Bike of the Week: George Woodman’s Smoking Black Fish
One creative French builder gives an 88-year-old Belgian classic the woodgrain treatment.
Over in France, there's a custom bike builder with the distinctly non-Gallic name of George Woodman. A master of both metal- and woodworking, Woodman – whose real name is, sadly, not George Woodman but Sebastien Valliergues – takes weird, mostly forgotten antique bikes and turns them into symphonies of steel, aluminum, oak, and elm.Today's Bike of the Week is the fourth of Woodman's creations, and it's a real weird one – a 1929 250cc Fabrique Nationale M70.
Fabrique Nationale, or FN as it's typically called, is a Belgian munitions company famous for the FN FAL battle rifle and the Browning Hi-Power semi-automatic pistol. Founded in 1889 as the Fabrique Nationale d'Armes de Guerre, FN has been making high-quality civilian and military arms for more than a century. The company also built motorcycles from 1901 until 1967 (I had no idea. Guess it's time for some reading. -JM). During that time, FN produced the world’s very first production four-cylinder bike, and was an early adopter of unit construction engines. Though the Belgian marque was well known for its four-barrel power-plants, FN continued to innovate with its single-cylinder models, including the extremely popular M70. A rugged, well-built machine, the M70 was dubbed ‘The Sahara’ after two French army officers and a Belgian mechanic famously traversed around 4,000-miles of the North African desert aboard 348cc M70’s.
The M70 also boasted pretty impressive specs on paper, with a reported top-speed of close to 60mph and a claimed 112mpg. More importantly, FN’s “Sahara” was incredibly reliable. The reputation for speed, efficiency, and reliability made these bikes attractive to buyers. It also very likely played a part in Woodman's choice of such an obscure bike for his project.
“I was always very attracted to the very old machines from the ‘30s. I find that to be the most elegant period of vehicle design, especially the first racing bikes,” Woodman explained.
READ MORE: Motorcycle History: Shaft Drive
After patiently scouring the interwebs and various classifieds, a beautifully restored 1929 FN M70B popped up for sale in Eastern France near the Swiss border. It goes without saying that many vintage moto-enthusiasts will scoff at the idea of chopping up a classic antique bike, but Woodman had an idea for redesigning the FN through the use of hand-made wooden and aluminum parts. He wanted to work with the M70B’s design, to gussy it up without creating a new beast entirely. The new wood and aluminum seat is one of the two main focal-points of this wood-clad one-off, the other is the hand-formed wooden cowl.

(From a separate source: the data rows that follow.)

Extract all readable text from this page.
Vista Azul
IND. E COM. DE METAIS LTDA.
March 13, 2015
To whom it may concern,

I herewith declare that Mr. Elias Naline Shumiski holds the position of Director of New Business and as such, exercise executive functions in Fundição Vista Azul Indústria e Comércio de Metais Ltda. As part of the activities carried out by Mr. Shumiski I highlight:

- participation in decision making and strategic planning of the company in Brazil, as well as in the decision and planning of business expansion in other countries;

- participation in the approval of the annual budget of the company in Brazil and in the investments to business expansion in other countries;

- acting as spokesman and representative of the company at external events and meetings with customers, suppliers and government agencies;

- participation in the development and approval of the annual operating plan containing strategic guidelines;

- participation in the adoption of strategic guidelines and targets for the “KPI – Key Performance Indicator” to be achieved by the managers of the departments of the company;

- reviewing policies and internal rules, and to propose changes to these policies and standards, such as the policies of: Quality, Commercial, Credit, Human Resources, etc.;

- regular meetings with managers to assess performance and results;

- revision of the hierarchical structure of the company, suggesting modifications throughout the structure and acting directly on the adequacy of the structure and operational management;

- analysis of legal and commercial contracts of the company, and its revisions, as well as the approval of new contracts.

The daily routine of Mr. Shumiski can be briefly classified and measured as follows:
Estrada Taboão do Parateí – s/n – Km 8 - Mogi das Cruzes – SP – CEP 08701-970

The aforementioned wooden front cowl houses the modern offset headlight and serves as a key aesthetic detail that gives the build much of its personality. Additional wooden components, such as a guard for the single’s velocity stack intake and a foot-catch for the bike’s stand, complete the bike's organic-mechanical look. A bespoke set of handlebars were created to give the bike a more race-oriented feel and riding position to go with the long seat. Because the FN donor had already undergone an extensive restoration just prior to Woodman coming into possession of it, the bike required very little engine work. The final step involved Woodman etching a fish onto the FN’s fishtail exhaust which is where this build’s ‘Smoking Black Fish’ moniker comes from.
New wiring was run to the head and taillights and a new lithium ion battery was added to keep everything running. The manual spark advance and fuel mix controls were retained to give the bike a distinct, old-school charm.

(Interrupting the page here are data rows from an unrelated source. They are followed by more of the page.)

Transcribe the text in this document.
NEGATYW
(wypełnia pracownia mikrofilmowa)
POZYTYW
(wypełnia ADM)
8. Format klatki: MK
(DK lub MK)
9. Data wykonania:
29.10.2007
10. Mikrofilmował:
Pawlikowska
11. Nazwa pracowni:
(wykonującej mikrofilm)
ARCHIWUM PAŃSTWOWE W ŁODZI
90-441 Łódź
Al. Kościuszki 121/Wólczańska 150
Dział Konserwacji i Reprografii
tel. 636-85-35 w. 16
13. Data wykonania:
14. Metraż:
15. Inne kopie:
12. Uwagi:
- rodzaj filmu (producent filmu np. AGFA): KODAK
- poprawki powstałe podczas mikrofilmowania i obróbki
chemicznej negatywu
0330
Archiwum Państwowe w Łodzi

Woodman is based in Biarritz along the coast of France, a town you may know from hosting the Wheels and Waves festival, and his bikes have run the popular ‘Punk’s Peak’ event which is held just a stone’s throw from Biarritz.
The Smoking Black Fish build is a great example of builders thinking outside the box. I also love seeing people take skills from outside the moto-world and incorporating them into a build, not unlike the engraving from last week’s Bike of the Week. Taking on an 88-year-old model project is pretty ambitious on its own, but Valliergues definitely proved himself with this FN. If his previous builds are any indication, this won’t be the last awesome, one-off, wood-clad custom we see from the Biarritz-based builder.